FOXRED1, encoding an FAD-dependent oxidoreductase complex-I-specific molecular chaperone, is mutated in infantile-onset mitochondrial encephalopathy

Complex I is the first and largest enzyme in the respiratory chain and is located in the inner mitochondrial membrane. Complex I deficiency is the most commonly reported mitochondrial disorder presenting in childhood, but the molecular basis of most cases remains elusive.
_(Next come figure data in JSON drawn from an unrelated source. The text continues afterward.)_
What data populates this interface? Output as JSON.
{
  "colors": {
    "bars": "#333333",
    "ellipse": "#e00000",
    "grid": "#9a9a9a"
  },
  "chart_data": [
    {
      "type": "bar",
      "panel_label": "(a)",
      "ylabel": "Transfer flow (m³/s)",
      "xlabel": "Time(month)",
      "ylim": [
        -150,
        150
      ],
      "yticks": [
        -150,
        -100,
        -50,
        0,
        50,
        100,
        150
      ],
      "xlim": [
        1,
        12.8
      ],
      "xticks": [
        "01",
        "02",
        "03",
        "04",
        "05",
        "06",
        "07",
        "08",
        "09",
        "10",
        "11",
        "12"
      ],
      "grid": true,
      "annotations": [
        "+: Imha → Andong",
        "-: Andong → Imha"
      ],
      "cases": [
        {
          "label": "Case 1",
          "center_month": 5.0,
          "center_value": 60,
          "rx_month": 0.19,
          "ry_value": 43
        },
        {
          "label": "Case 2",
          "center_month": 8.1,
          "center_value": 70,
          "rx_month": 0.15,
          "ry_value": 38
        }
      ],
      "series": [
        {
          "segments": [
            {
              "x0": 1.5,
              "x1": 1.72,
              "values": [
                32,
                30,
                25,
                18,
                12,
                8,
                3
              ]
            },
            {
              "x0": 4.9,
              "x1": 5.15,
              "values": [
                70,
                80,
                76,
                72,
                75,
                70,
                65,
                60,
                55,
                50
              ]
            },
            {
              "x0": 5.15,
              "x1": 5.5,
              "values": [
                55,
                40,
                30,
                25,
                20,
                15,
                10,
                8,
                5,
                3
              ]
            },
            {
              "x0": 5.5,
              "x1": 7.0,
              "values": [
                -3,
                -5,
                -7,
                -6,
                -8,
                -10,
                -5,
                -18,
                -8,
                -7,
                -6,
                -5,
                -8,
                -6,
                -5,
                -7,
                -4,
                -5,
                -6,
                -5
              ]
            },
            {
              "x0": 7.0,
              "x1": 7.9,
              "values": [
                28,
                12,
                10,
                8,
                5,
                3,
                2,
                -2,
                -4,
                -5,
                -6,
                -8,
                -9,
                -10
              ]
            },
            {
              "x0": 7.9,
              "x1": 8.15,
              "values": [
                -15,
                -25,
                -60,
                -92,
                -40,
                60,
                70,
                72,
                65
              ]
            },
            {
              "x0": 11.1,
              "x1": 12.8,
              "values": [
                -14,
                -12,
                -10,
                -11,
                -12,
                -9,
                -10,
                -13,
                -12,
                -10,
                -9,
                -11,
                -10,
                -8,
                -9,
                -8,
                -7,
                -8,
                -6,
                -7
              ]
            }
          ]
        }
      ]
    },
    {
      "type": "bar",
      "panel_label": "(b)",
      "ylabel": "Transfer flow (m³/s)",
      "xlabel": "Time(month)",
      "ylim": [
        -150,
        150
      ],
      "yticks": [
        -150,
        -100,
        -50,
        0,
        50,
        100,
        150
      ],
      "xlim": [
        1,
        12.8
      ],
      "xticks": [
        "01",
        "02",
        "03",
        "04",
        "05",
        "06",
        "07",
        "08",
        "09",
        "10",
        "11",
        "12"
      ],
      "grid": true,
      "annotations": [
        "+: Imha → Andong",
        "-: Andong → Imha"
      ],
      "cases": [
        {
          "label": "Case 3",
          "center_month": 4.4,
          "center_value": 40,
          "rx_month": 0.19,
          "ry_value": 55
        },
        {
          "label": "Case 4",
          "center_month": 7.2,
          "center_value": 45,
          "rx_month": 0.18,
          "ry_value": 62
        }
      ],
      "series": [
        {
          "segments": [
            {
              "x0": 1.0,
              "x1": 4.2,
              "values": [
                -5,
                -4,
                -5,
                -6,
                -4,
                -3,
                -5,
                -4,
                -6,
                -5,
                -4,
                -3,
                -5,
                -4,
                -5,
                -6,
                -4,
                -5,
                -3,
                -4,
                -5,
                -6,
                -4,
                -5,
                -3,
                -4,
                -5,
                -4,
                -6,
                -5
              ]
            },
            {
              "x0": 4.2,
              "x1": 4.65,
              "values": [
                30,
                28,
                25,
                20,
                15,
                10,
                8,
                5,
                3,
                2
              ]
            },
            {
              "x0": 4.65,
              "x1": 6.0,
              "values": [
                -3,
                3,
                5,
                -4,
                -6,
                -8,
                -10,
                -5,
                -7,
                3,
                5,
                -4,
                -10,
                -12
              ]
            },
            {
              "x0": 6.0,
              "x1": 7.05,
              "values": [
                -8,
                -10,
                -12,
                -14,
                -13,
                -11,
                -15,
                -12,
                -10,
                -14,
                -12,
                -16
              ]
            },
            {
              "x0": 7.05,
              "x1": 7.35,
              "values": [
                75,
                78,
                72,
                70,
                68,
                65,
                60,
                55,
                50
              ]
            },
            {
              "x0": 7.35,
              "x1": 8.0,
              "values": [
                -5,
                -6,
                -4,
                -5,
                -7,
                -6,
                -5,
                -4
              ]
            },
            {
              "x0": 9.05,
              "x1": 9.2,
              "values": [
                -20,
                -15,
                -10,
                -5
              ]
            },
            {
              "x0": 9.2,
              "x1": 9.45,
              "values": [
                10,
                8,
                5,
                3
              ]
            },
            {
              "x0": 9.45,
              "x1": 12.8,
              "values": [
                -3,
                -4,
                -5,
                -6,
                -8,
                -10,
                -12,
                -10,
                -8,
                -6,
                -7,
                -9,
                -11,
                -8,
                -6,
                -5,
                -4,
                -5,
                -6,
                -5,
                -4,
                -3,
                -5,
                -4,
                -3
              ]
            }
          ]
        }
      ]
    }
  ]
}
We describe a patient with complex I deficiency caused by mutation of the molecular chaperone FOXRED1. A combined homozygosity mapping and bioinformatics approach in a consanguineous Iranian-Jewish pedigree led to the identification of a homozygous mutation in FOXRED1 in a child who presented with infantile-onset encephalomyopathy. Silencing of FOXRED1 in human fibroblasts resulted in reduced complex I steady-state levels and activity, while lentiviral-mediated FOXRED1 transgene expression rescued complex I deficiency in the patient fibroblasts. This FAD-dependent oxidoreductase, which has never previously been associated with human disease, is now shown to be a complex I-specific molecular chaperone. The discovery of the c.1054C>T; p.R352W mutation in the FOXRED1 gene is a further contribution towards resolving the complex puzzle of the genetic basis of human mitochondrial disease.